Fighter-interceptor vertical take-off.
A fighter-interceptor vertical take-off appeared for the first time in Life magazine, which described how a promising development of captive German engineers, to protect industrial facilities. According to the magazine, the plane was already in mass production, and, according to reports from Korea, American Saber pilots had already met the plane in combat. It is interesting to land an airplane not with engines, but with parachutes. Later, this aircraft was widely used in Italian aviation magazines, where it appeared throughout the 1950s.
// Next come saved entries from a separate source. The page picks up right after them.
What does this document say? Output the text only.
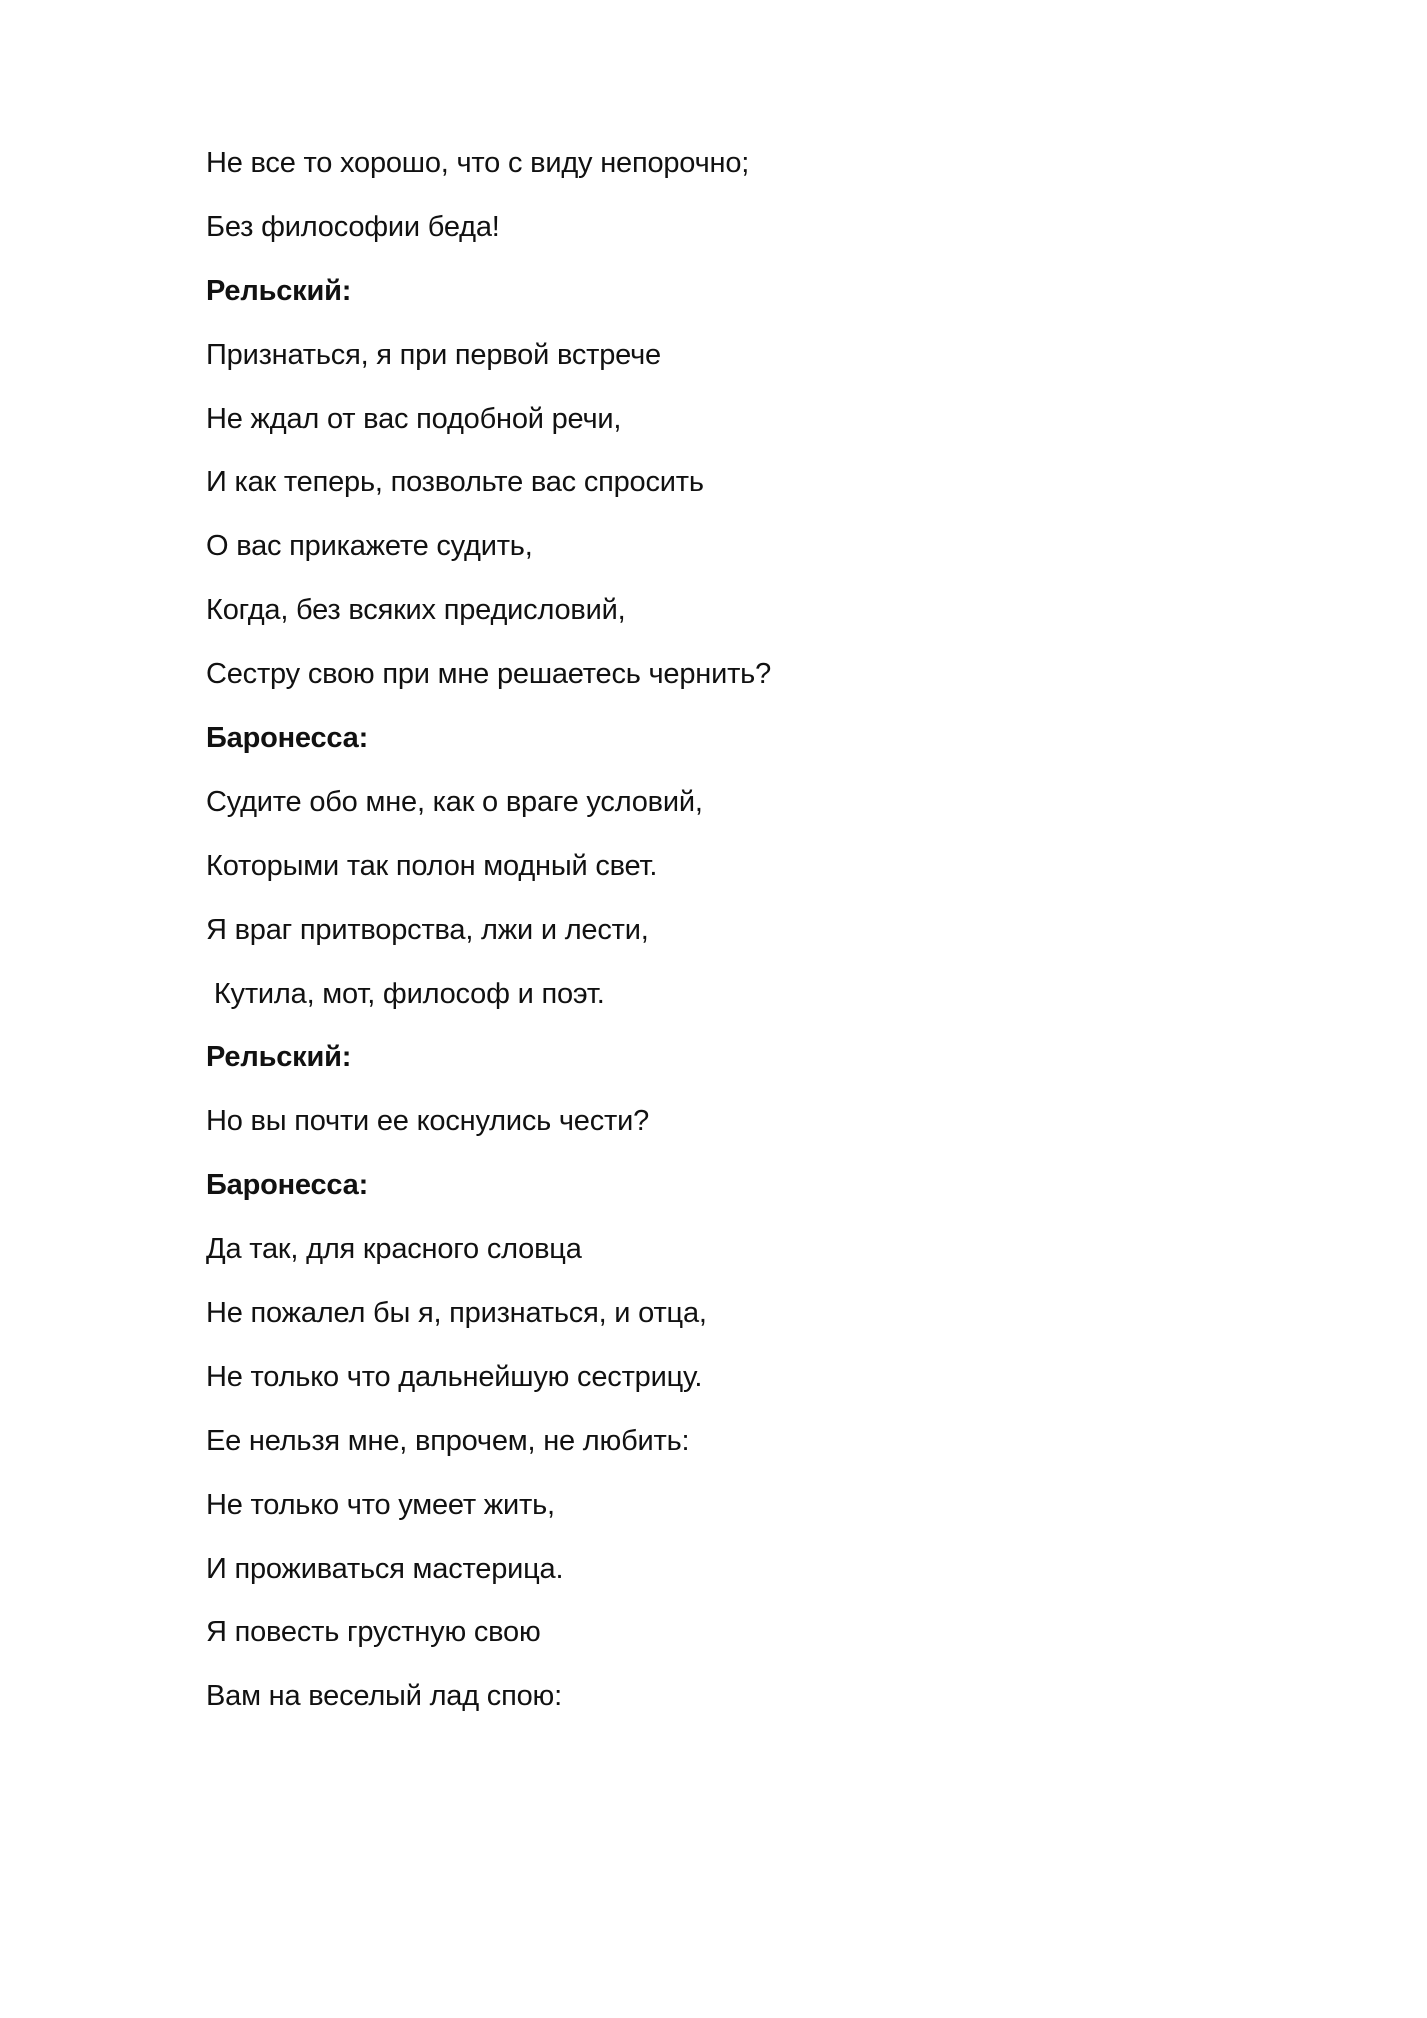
Не все то хорошо, что с виду непорочно;
Без философии беда!
Рельский:
Признаться, я при первой встрече
Не ждал от вас подобной речи,
И как теперь, позвольте вас спросить
О вас прикажете судить,
Когда, без всяких предисловий,
Сестру свою при мне решаетесь чернить?
Баронесса:
Судите обо мне, как о враге условий,
Которыми так полон модный свет.
Я враг притворства, лжи и лести,
Кутила, мот, философ и поэт.
Рельский:
Но вы почти ее коснулись чести?
Баронесса:
Да так, для красного словца
Не пожалел бы я, признаться, и отца,
Не только что дальнейшую сестрицу.
Ее нельзя мне, впрочем, не любить:
Не только что умеет жить,
И проживаться мастерица.
Я повесть грустную свою
Вам на веселый лад спою:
The principle of the VTOL family of tail-sitter is to take off and land a device with the fuselage placed vertically on the ground, hence the designation "tail-sitter". In the late 1940s, the US Navy Bureau of Aeronautics (BuAer) began to seriously examine the feasibility of developing a vertical takeoff and landing (VTOL) tailsitter aircraft to protect convoys, task forces, and other vessels. These specialized interceptors would be placed on the decks of ships to provide a rapid defensive air support to protect convoys, task forces, and other vessels. The diminutive Ryan X-13 Vertijet was designed to explore the feasibility of a pure-jet vertical takeoff and landing (VTOL) fighter aircraft. Using a Rolls Royce Avon turbojet engine, the aircraft easily made the transition between vertical and horizontal flight and enjoyed a highly successful career.
In the USSR, Boris Yuryev presented in 1946, the KIT-1 and -2 projects, tail-sitter (with a piston engine VK-108) similar to the Convair XFV-1 but which did not go beyond the stage of the board drawing. In the Soviet Union, the Yakolev Yak-36 made its first untethered flight in 1963. Although it was never put into production, it led directly to the operational Yak-38 Forger.